Point 1 : L'espace est une médiation des médiations

Passons la formule compliquée pour dire directement ce qu'elle veut dire : les êtres humains vivent en société. Ces sociétés se construisent autour de rapports toujours inégaux selon des lignes économiques (classes sociales, catégories socio-professionnelles, etc), liées aux couleurs de peaux et aux religions (racisme, sous toutes ses formes), aux sexes, sexualités, genres (différences hommes/femmes, hétérosexisme, etc), et la liste continue. L'expérience directe et vécue de ces phénomènes d'inégalité n'est pas directe : elle fait l'objet d'une médiation. Ce que ça veut dire est que, par exemple, vous ne ferez pas l'expérience des différences entre classes sociales directement, mais à travers des événements de votre vie qui, pris séparément, n'ont aucun sens particulier. Par exemple : vous ne faites pas d'études supérieures. En tant que tel le fait de ne pas faire d'études supérieures n'a pas de sens politique ou social particulier, c'est pourquoi notre oncle de droite nous explique à chaque dîner de Noël que la gauche se trompe car il connaît un gamin de PDG qui est devenu chaudronnier (ou parce qu'il connaît un gamin de pauvres qui a réussi ses études). C'est seulement quand on sait que les ouvriers représentent à peu près 20% de la population mais seulement 10% des étudiants sont fils ou fille d'ouvriers que cette expérience individuelle commence à pouvoir être rattachée à une réalité plus large et donc prend un sens.

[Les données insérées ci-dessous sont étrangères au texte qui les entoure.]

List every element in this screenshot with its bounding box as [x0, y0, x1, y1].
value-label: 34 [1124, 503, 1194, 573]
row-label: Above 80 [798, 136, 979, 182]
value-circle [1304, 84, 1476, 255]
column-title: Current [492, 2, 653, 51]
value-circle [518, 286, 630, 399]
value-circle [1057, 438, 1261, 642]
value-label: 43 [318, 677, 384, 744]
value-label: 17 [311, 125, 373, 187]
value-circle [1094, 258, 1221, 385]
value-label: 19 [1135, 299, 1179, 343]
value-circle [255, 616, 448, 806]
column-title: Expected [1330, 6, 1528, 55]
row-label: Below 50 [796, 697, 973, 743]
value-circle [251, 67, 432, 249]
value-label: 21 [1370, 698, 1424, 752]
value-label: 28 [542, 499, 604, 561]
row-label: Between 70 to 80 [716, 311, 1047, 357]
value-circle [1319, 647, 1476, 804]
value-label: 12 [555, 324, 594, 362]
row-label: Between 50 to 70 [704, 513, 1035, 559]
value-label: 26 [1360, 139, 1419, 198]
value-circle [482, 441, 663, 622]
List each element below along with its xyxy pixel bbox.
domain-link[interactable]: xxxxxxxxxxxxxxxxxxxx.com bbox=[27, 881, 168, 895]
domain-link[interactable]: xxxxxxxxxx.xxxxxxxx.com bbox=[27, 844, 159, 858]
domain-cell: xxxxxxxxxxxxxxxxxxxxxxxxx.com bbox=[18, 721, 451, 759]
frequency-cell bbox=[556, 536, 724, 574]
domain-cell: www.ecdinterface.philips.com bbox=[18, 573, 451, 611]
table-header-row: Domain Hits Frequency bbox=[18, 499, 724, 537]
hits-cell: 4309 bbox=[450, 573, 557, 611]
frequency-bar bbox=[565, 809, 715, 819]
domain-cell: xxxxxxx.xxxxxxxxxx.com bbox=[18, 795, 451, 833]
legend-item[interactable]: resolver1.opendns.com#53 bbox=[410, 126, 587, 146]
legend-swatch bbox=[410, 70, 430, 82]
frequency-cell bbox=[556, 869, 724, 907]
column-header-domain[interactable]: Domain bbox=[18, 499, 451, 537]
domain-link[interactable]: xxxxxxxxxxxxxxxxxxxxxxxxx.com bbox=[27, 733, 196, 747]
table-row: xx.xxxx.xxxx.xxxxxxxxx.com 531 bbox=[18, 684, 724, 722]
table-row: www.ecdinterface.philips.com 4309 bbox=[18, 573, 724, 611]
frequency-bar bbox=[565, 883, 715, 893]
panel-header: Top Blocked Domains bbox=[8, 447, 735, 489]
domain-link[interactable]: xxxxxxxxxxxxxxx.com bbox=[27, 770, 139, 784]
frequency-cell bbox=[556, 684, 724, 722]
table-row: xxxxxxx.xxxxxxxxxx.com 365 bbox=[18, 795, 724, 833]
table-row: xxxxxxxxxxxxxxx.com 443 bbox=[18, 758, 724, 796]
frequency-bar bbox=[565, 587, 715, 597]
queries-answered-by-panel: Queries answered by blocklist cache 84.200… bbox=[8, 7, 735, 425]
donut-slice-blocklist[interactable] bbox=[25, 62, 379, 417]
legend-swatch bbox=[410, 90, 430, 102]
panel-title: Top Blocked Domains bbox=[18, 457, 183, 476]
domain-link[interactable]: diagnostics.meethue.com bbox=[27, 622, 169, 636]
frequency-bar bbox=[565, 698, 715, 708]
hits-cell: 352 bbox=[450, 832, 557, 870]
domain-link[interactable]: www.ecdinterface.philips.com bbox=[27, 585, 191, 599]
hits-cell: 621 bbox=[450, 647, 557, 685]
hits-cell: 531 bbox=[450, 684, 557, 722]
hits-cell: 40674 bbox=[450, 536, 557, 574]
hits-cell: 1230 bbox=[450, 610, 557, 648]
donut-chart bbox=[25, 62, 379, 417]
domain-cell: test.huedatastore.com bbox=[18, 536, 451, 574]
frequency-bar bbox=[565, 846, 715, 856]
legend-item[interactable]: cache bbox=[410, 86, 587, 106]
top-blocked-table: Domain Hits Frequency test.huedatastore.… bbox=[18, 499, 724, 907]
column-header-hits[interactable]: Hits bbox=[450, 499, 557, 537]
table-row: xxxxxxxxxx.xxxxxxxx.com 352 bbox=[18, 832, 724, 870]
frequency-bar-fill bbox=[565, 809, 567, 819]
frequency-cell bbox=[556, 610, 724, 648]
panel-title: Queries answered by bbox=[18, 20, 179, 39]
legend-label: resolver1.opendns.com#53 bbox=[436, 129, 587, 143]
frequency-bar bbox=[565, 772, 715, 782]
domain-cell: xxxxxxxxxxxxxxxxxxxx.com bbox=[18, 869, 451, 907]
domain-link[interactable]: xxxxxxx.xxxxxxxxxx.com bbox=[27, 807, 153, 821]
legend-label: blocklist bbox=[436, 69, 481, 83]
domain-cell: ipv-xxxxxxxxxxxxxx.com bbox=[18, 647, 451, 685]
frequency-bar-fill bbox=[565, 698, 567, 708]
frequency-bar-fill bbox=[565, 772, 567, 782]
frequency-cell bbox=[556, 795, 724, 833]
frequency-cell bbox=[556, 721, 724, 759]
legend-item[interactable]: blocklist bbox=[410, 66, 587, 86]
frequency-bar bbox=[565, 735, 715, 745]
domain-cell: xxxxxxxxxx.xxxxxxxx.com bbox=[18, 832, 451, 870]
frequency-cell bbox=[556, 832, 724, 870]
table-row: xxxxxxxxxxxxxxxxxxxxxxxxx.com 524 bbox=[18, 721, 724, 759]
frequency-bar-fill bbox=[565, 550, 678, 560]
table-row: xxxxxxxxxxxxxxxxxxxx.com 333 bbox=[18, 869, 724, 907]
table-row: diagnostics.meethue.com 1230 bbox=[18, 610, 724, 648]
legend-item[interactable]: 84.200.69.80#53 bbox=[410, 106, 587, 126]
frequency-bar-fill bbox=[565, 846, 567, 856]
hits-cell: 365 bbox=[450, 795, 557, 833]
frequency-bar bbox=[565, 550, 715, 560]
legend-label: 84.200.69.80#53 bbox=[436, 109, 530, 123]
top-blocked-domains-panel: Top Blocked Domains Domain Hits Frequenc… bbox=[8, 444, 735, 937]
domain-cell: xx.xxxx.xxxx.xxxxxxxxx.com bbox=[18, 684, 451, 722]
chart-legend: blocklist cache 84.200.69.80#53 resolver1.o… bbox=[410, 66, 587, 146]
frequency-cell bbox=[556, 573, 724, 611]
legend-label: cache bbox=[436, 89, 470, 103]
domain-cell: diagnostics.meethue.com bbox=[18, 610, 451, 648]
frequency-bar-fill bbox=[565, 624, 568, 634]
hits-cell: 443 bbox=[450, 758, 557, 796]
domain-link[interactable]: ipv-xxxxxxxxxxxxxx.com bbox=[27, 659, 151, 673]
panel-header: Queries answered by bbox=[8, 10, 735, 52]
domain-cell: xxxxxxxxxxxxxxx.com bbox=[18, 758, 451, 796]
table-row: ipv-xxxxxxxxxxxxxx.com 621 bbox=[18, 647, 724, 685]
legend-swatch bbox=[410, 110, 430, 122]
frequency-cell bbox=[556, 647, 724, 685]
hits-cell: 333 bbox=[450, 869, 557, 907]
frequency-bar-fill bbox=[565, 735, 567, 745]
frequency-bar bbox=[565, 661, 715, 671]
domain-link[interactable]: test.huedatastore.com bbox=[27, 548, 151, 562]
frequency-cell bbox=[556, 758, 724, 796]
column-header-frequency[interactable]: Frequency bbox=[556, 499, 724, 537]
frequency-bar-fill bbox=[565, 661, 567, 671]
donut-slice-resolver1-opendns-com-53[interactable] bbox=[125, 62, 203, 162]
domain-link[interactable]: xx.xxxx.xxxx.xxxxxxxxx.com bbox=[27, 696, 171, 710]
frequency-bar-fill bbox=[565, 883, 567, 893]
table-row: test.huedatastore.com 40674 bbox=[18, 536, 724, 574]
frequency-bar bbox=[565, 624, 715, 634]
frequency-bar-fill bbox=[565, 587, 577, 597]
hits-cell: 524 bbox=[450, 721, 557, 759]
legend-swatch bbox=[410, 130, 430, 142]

Le problème c'est que l'on n'est pas "seulement" fils ou fille d'ouvriers. On est aussi homme ou femme, d'une certaine couleur de peau, d'une certaine religion, d'une certaine sexualité, d'une certaine [tout ce que vous voulez]. Et toutes ces catégories sont vécues comme autant de médiations qui se compilent les unes sur les autres.

Ma conviction personnelle, c'est que toutes ces médiations se retrouvent dans un secteur particulier de la vie sociale, qui a une particularité qui lui est propre, c'est sa capacité à "supporter" tant de logiques à la fois. Il s'agit de l'espace géographique. Ca ne veut pas dire que vous êtes entièrement définis par l'endroit où vous vivez, ce qui est inexact. Ca veut dire qu'à travers l'endroit où vous vivez, vous faites l'expérience de ces différentes dynamiques sociales. Je prends l'exemple que je connais des camps de réfugiés de Beyrouth : "être de tel camp", quand on analysait ce que ça voulait dire dans la bouche d'une personne, signifiait plus qu'une simple information concernant leur adresse. Ca signifiait également être plutôt de telle origine et soumis au racisme, être dans tel environnement professionnel, être de telle culture, mais aussi être soumis à telle politique, à tel problème social ou politique, etc. Ce qui fait de l'espace une "médiation des médiations", le réel à travers lequel les gens font l'expérience des choses à travers lesquels ils font l'expérience de la réalité sociale.

Point 2 : Les gens font rarement politiquement l'expérience du politique

Il existe un biais très fort chez les gens qui se préoccupent de politique ou qui en font leur métier, selon lequel le reste des gens perçoit la politique comme eux. C'est par exemple pour ça que l'on vit comme une forme particulière d'idiotie le discours que l'on entend après certaines élections, de gens qui anoncent avoir voté pour un candidat parce qu'il "leur ressemble" ou "leur est sympathique". Nous avons souvent tendance à percevoir ce type de réaction au mieux avec mépris, au pire avec colère. La réalité, c'est que très peu de gens vivent la politique à travers des cadres de pensée politiques. Ou pour être plus précis, les cadres de pensée politiques tels que les gens qui vivent de la politique les perçoivent (ce que l'on appelle aussi la "compétence politique", qui a énormément d'importance). Très peu de gens sont "politisés", sur l'ensemble de la population. Et énormément d'électeurs sont incapables de nommer la différence entre droite et gauche. De fait, beaucoup de gens qui s'occupent quotidiennement de politique ont à ce sujet du mal à faire la différence. Certains sondages prétendent prouver le contraire en mettant en avant que lorsque les gens sont invités à se positionner, la plupart d'entre eux le font, mais il s'agit d'une grossière erreur de méthodologie : si les gens prennent volontiers une étiquette, des études plus approfondies sur ce qu'ils mettent derrière montrent que le sens des étiquette n'a rien à voir avec celui que mettent les gens vivant de la politique derrière.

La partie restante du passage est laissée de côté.